Tin Active Sites Confined in Zeolite Framework as a Promising Shape-Selective Catalyst for Ethylene Oxide Hydration.

ABSTRACT

Shape-selective stannosilicates have been post-synthesized for the hydration of epoxide to diols. A simple acid treatment has been employed to remove extensively the interlayer double four ring units, converting the three-dimensional (3D) UTL germanosilicate into a 2D layered IPC-1P intermediate. Isomorphous incorporation of tetrahedrally coordinated Sn active centers was realized via solid-liquid treatment of IPC-1P with diammonium hexachlorostannate aqueous solution, which was accompanied by the spontaneous condensation of neighboring silica-rich cfi layers upon calcination and structural construction of a 3D PCR structure.
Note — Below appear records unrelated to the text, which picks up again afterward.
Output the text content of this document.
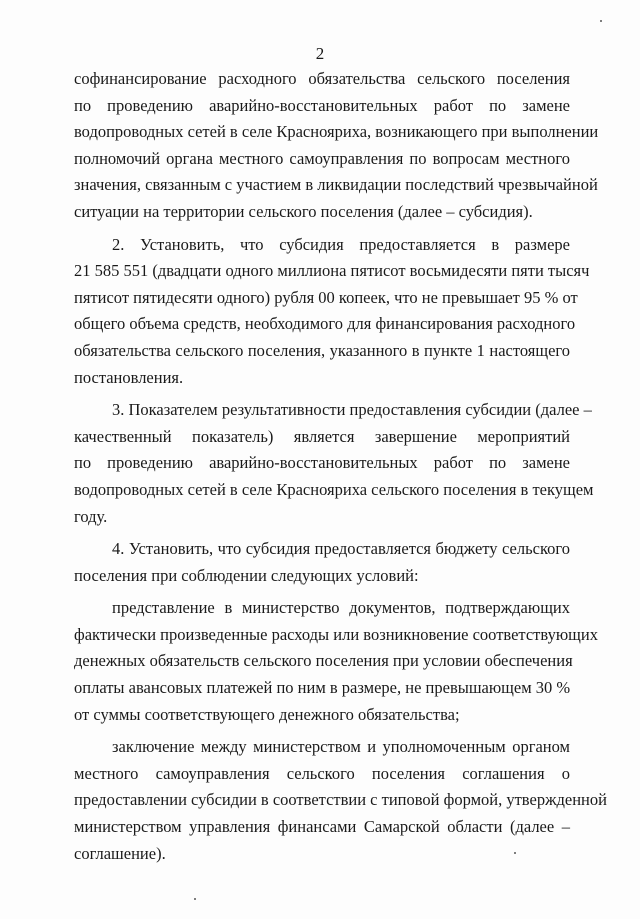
2
софинансирование расходного обязательства сельского поселения
по проведению аварийно-восстановительных работ по замене
водопроводных сетей в селе Краснояриха, возникающего при выполнении
полномочий органа местного самоуправления по вопросам местного
значения, связанным с участием в ликвидации последствий чрезвычайной
ситуации на территории сельского поселения (далее – субсидия).
2. Установить, что субсидия предоставляется в размере
21 585 551 (двадцати одного миллиона пятисот восьмидесяти пяти тысяч
пятисот пятидесяти одного) рубля 00 копеек, что не превышает 95 % от
общего объема средств, необходимого для финансирования расходного
обязательства сельского поселения, указанного в пункте 1 настоящего
постановления.
3. Показателем результативности предоставления субсидии (далее –
качественный показатель) является завершение мероприятий
по проведению аварийно-восстановительных работ по замене
водопроводных сетей в селе Краснояриха сельского поселения в текущем
году.
4. Установить, что субсидия предоставляется бюджету сельского
поселения при соблюдении следующих условий:
представление в министерство документов, подтверждающих
фактически произведенные расходы или возникновение соответствующих
денежных обязательств сельского поселения при условии обеспечения
оплаты авансовых платежей по ним в размере, не превышающем 30 %
от суммы соответствующего денежного обязательства;
заключение между министерством и уполномоченным органом
местного самоуправления сельского поселения соглашения о
предоставлении субсидии в соответствии с типовой формой, утвержденной
министерством управления финансами Самарской области (далее –
соглашение).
Sn-PCR stannosilicates with tunable Sn contents were thus prepared. With Sn-derived robust Lewis acidity confined in the intersecting 10- and 8-ring channels, the Sn-PCR (Si/Sn molar ratio of 77) catalyst served as a shape-selective nanoreactor for the hydration of ethylene oxide (EO) into ethylene glycol (EG), exhibiting a remarkable EO conversion (99.5 %) as well as a steady EG selectivity (>98.4 %) at greatly reduced H2 O/EO molar ratio and near-ambient reaction temperature.